In truth, he could be talking about himself: a polite, well-seasoned male chef in an age of cooking shows that favour the brash and boyish.

O’Connell – co-founder of the Ballymaloe Cookery School, with his sister Darina Allen – does not go in for showmanship, product-placement or experimental genre-hopping formats on How to Cook Well (RTÉ One, Tuesday, 7pm), now in its fourth series.

Instead, he walks you through honest recipes with a sincere, donnish enthusiasm that makes you believe, against all evidence to the contrary, you could actually cook as well as he does.

Compared with last week, which rustled up a mussel and wild garlic omelette, chermoula meatballs and a gooseberry meringue (looking, respectively, time consuming, fussy and a little bit sinister) this episode is a vision of simple pleasures. Hell, two of the dishes don’t even require cooking. You got this.

The first is a chilled cucumber and grape soup, whose pale green concoction is enlivened with elderflower cordial and bursts of colour: the red pop of sliced radish and pomegranate seeds, the rich amber of marigold blossoms and the delicate green of broccoli flowers.

On the one hand, the show’s sweet nostalgia couldn’t be more Chekhovian

If the anticipatory pleasure of flavour and texture is not enough, here’s a tip: try watching the show on headphones. People with ASMR – an acute sensitivity to sounds that triggers tingly sensations – will know what I’m talking about, and nobody can judge them.

Director David Hare lets the camera glide serenely around the table corner, but he’s acutely attentive to the sounds of cooking – the harsh brush of the old-fashioned grater, the sharp sizzle of the oil later used to fry spiced chicken, or the vigorous corporeal punishment of a wooden spoon on the backside of a pomegranate – all worthy of the appreciation of an online sub culture.

On the other hand, the show’s sweet nostalgia couldn’t be more Chekhovian. In a Big House with a sprawling garden, always bathed in dreamy natural light, O’Connell will wistfully refer to the elderflower orchards or pleasantly admonish modern fripperies.

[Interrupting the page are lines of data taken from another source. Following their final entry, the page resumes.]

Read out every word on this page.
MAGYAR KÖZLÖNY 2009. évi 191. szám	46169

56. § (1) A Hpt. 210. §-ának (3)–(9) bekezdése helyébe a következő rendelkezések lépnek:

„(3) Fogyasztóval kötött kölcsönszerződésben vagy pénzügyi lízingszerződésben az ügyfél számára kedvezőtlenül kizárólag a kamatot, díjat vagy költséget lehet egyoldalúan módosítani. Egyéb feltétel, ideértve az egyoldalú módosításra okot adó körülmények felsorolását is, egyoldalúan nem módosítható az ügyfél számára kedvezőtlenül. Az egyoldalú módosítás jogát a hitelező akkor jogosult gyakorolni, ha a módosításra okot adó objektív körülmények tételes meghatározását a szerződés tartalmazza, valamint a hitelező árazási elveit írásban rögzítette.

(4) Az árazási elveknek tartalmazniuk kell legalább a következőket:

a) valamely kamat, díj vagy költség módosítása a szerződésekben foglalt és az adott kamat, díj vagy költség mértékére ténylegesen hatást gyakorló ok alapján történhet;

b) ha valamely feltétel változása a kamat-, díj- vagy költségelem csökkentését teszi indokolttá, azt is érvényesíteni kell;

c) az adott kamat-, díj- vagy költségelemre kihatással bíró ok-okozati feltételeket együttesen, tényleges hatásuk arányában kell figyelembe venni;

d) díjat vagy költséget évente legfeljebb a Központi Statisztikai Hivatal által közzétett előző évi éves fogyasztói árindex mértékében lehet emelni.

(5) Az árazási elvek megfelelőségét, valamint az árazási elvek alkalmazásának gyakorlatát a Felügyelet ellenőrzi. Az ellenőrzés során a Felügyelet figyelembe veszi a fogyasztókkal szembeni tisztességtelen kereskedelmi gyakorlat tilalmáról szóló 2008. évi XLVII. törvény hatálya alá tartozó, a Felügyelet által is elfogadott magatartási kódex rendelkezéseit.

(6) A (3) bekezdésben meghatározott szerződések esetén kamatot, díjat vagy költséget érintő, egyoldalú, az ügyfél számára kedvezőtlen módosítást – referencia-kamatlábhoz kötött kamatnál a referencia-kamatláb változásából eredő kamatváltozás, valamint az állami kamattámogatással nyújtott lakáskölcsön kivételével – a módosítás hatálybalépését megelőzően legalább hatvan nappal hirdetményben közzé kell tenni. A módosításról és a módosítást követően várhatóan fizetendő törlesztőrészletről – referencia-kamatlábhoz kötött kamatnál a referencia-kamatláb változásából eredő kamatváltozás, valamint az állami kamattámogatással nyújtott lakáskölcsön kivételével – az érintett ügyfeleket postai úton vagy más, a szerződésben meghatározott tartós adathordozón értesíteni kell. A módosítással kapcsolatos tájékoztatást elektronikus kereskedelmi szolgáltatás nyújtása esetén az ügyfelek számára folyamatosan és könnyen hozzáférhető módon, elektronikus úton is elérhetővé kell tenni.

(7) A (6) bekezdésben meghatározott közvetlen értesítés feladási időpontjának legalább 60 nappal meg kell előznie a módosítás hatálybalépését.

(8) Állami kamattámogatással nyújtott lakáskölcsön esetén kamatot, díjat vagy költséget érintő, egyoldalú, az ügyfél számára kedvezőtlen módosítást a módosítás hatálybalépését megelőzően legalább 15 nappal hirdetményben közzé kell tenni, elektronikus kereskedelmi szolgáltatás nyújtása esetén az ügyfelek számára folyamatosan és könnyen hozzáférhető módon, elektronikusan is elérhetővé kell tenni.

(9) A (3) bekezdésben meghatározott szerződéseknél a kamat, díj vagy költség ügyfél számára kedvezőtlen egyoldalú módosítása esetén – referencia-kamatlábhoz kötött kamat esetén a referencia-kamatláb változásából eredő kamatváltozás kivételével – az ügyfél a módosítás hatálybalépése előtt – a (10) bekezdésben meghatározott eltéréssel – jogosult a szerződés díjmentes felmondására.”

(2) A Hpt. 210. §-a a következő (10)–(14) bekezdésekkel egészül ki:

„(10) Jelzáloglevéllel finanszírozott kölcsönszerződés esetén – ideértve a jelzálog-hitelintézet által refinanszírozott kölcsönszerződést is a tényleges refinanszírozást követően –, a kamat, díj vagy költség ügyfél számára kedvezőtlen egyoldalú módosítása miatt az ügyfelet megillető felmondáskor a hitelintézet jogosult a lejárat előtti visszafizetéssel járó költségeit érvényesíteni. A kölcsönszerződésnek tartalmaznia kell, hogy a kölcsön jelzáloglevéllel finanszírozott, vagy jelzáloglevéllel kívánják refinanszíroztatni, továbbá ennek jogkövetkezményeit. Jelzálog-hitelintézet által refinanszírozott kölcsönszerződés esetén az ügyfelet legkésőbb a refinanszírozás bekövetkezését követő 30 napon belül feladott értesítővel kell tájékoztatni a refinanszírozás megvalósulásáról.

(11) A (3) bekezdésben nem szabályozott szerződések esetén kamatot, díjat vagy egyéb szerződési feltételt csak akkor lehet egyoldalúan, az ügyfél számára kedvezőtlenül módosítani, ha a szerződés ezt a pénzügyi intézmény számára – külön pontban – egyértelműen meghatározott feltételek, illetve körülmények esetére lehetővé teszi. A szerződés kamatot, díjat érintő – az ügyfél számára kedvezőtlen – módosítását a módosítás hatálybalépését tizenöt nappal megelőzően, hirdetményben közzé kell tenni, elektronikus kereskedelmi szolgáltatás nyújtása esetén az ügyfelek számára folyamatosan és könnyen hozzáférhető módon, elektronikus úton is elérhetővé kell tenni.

“Few things seem as frivolous as popsicles,” he smiles. Popsicles! “You might prefer to use their old-fashioned name: ice lolly.” Honestly, he’s so charmingly quaint that when he announced he was going to slice the radish with a mandoline, I half expected him to reappear with a lute.

O’Connell is actually fixed to the future, though, if only as far ahead as what you will eat for dinner this evening. Everything he offers is reassuring achievable and gloriously summery, from the flavoursome fried chicken and salsa to his strawberry frivolities – even if he does say so himself.

“It’s another of what I like to call my ‘good things’,” he says, as a tray of curled almond tuilles emerges from the oven. He adds a sprinkling of diffidence. “It’s an expression I know I use too often, but it’s a good thing.”

Fine by me. Go on, Rory, you good thing.